李成清五年前错手杀害江南程家独子的事,在江湖上传得沸沸扬扬的时候,柳毓儿正在宜阳郊外的庄子里养伤。
李成清怕自己错手杀人这事被捅出来,于是遭了有心人利用,对柳毓儿下了江湖追杀的“圣火令”。整个江湖被这件事闹得一阵喧哗。想那李成清武当门人,又曾在玄奇道长坐下修习数年,后来又作了江湖阁老,为武林副盟主,一向是受武林推崇的老人,却不想,受了有心之人的唆使,却对一个晚辈作出如此狠毒的追杀令。
江湖中,唏嘘一片。
而在江湖中一阵暗潮汹涌的时候,柳姑娘倚在农庄外一棵歪脖子老树上,正在酣睡。
金秋九月,午后的阳光还算柔和温暖,她闭眸,气息平稳,显是睡得正香甜。某个男人负手立在树下,宠溺的摇一摇头,这姑娘,好好的床铺不睡,非要往这树上贴,受伤了也不安生。
影卫子羽悄无声息来到齐少昊身后的刹那,那男人脸上的温柔之色刹那消散。“怎么了?”他问得很小声,怕惊醒了树上的某人。
年轻的影卫一身黑衣,从头到脚,包裹得严严实实,只留一双纯净似水的眸子裸露在外,“爷,慕容惊岸已撤了‘圣火令’。”

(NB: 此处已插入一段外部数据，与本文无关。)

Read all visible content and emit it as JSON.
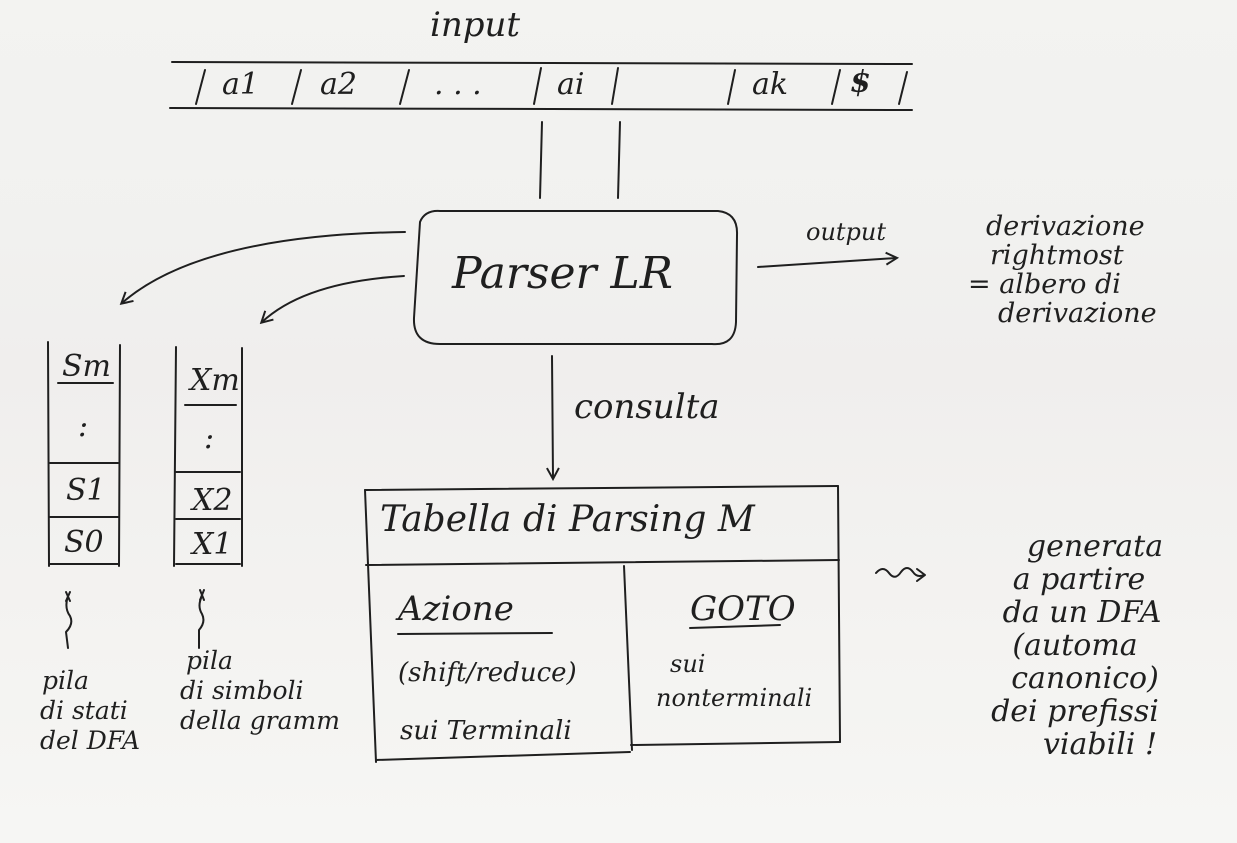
{
  "input": {
    "label": "input",
    "cells": [
      "a1",
      "a2",
      ". . .",
      "ai",
      "ak",
      "$"
    ]
  },
  "parser": {
    "label": "Parser LR"
  },
  "output": {
    "arrow_label": "output",
    "lines": [
      "derivazione",
      "rightmost",
      "= albero di",
      "derivazione"
    ]
  },
  "consult": {
    "label": "consulta"
  },
  "state_stack": {
    "cells": [
      "Sm",
      ":",
      "S1",
      "S0"
    ],
    "caption": [
      "pila",
      "di stati",
      "del DFA"
    ]
  },
  "symbol_stack": {
    "cells": [
      "Xm",
      ":",
      "X2",
      "X1"
    ],
    "caption": [
      "pila",
      "di simboli",
      "della gramm"
    ]
  },
  "table": {
    "title": "Tabella di Parsing M",
    "action": {
      "title": "Azione",
      "line1": "(shift/reduce)",
      "line2": "sui Terminali"
    },
    "goto": {
      "title": "GOTO",
      "line1": "sui",
      "line2": "nonterminali"
    }
  },
  "generated_note": [
    "generata",
    "a partire",
    "da un DFA",
    "(automa",
    "canonico)",
    "dei prefissi",
    "viabili !"
  ]
}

那男人负手而立,对于属下带来的消息没有半点反应,“嗯,那轩辕朗呢?”
他问得简洁,可子羽知道,爷是在问,关于轩辕朗的底细查清了没有。“现在还只知道八年前江湖里突然蹿起的浮世门,跟他有些关联。”
“浮世门?”那男人幽深的眸子里一点暗流,“好的,下去吧。”
“是。”应一声,子羽如来时那般,似一阵冷风,消失无踪。
院落里,复又恢复了刚才的寂静。他抬头,望着院落墙角盛开的木芙蓉。那大朵大朵犹如白莲的雪色花朵,让他复又想起那一日,她裙角翻飞似一朵白莲,蹁跹落地的情景。
耳边,一个清冷的声音突然道,“嗳,帅狐狸,谢了啊。”
他没回头,知道是她翻身下了树,“我怎么就成狐狸了?”他有点心不甘情不愿,可他心里却清楚,这一个绰号是她对自己的肯定。

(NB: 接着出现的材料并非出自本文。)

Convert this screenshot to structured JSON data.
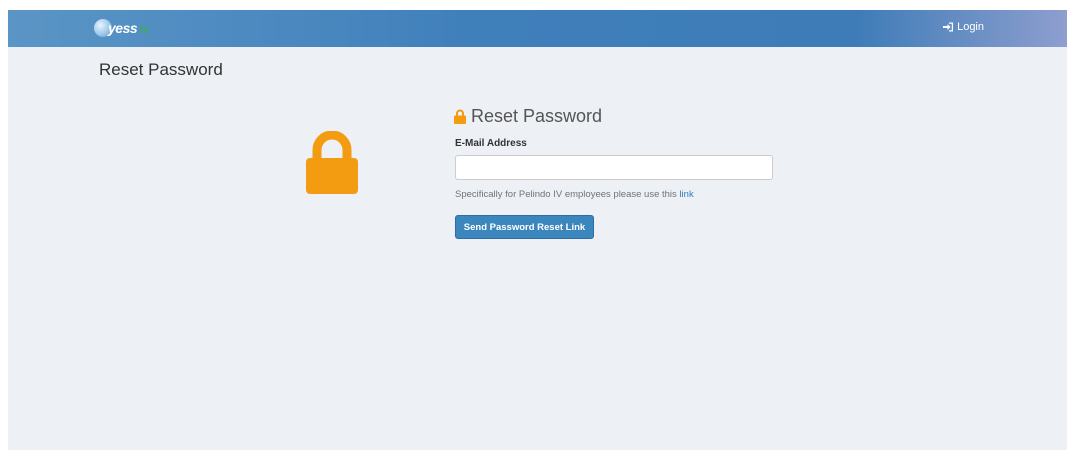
{
  "navbar": {
    "brand_text": "yess",
    "brand_sub": "IV",
    "login_label": "Login",
    "login_icon": "sign-in-icon"
  },
  "page": {
    "title": "Reset Password"
  },
  "card": {
    "hero_icon": "lock-icon",
    "title_icon": "lock-icon",
    "title": "Reset Password",
    "email_label": "E-Mail Address",
    "email_value": "",
    "email_placeholder": "",
    "help_text": "Specifically for Pelindo IV employees please use this",
    "help_link_text": "link",
    "submit_label": "Send Password Reset Link"
  },
  "colors": {
    "navbar": "#3e7cb7",
    "background": "#edf0f5",
    "lock": "#f39c12",
    "button": "#3b87bd",
    "link": "#337ab7"
  }
}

她脸色还有些苍白,一双眸子却已经透了些许神彩。“狡猾啊。”她说得理所当然,“像只老狐狸,”她嬉笑着凑了在他耳边,戏谑的道,“不过再狡猾,也不可否认,你是一只帅到让姑娘们魂牵梦绕的家伙。所以咯呗,帅狐狸一只。”
他自小接管家族生意,人前人后总是一副淡漠的谦谦君子模样。再加上这些年自己江湖中名声一路高过一路,且暗自培养的势力也一日大过一日,于是顶着靖国第一富商与靖国第一公子名号的他,一向都是人人尊敬与怯畏的。却不想,如今倒有人如此嬉笑怒骂与他打趣。“如此一来,齐某是否该感激一番姑娘的夸赞之情?帅到让姑娘们魂牵梦绕,那么,”他看着她的眼睛,“毓儿呢?也是这些姑娘中的一个吗?”

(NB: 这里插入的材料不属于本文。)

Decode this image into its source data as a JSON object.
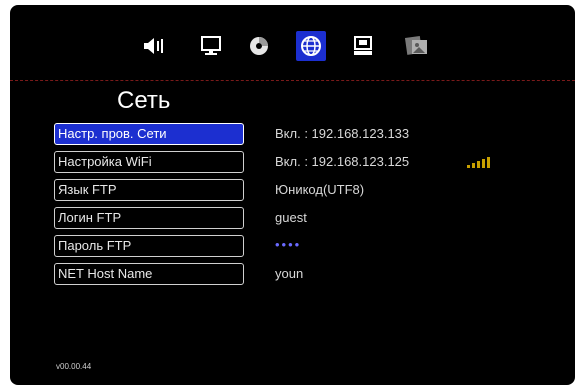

他的眼睛太过深沉,竟似一汪泉水,一望之下,让人怔忪到难以自拔。可柳毓儿是谁?已然被师哥皇甫念晔那家伙整蛊到对这种腹黑的大帅哥毫不感冒的程度了。所以,她对他面上的一往情深见怪不怪的以为他又与自己开玩笑,于是继续道,“唉,既然是大帅哥嘛,自然有的是姑娘要来抢,”她自顾往房里走,“柳姑娘我就不来凑热闹了。”她走过门前的秋千架,停下来,转过身正儿八经对身后望着她的男人道,“嗳,我知道的,翟月阁中的黑衣人是你的人,而‘圣火令’的撤销,也是你。”她眼里添了感激的神色望着他,“嗳,谢了,齐少昊。”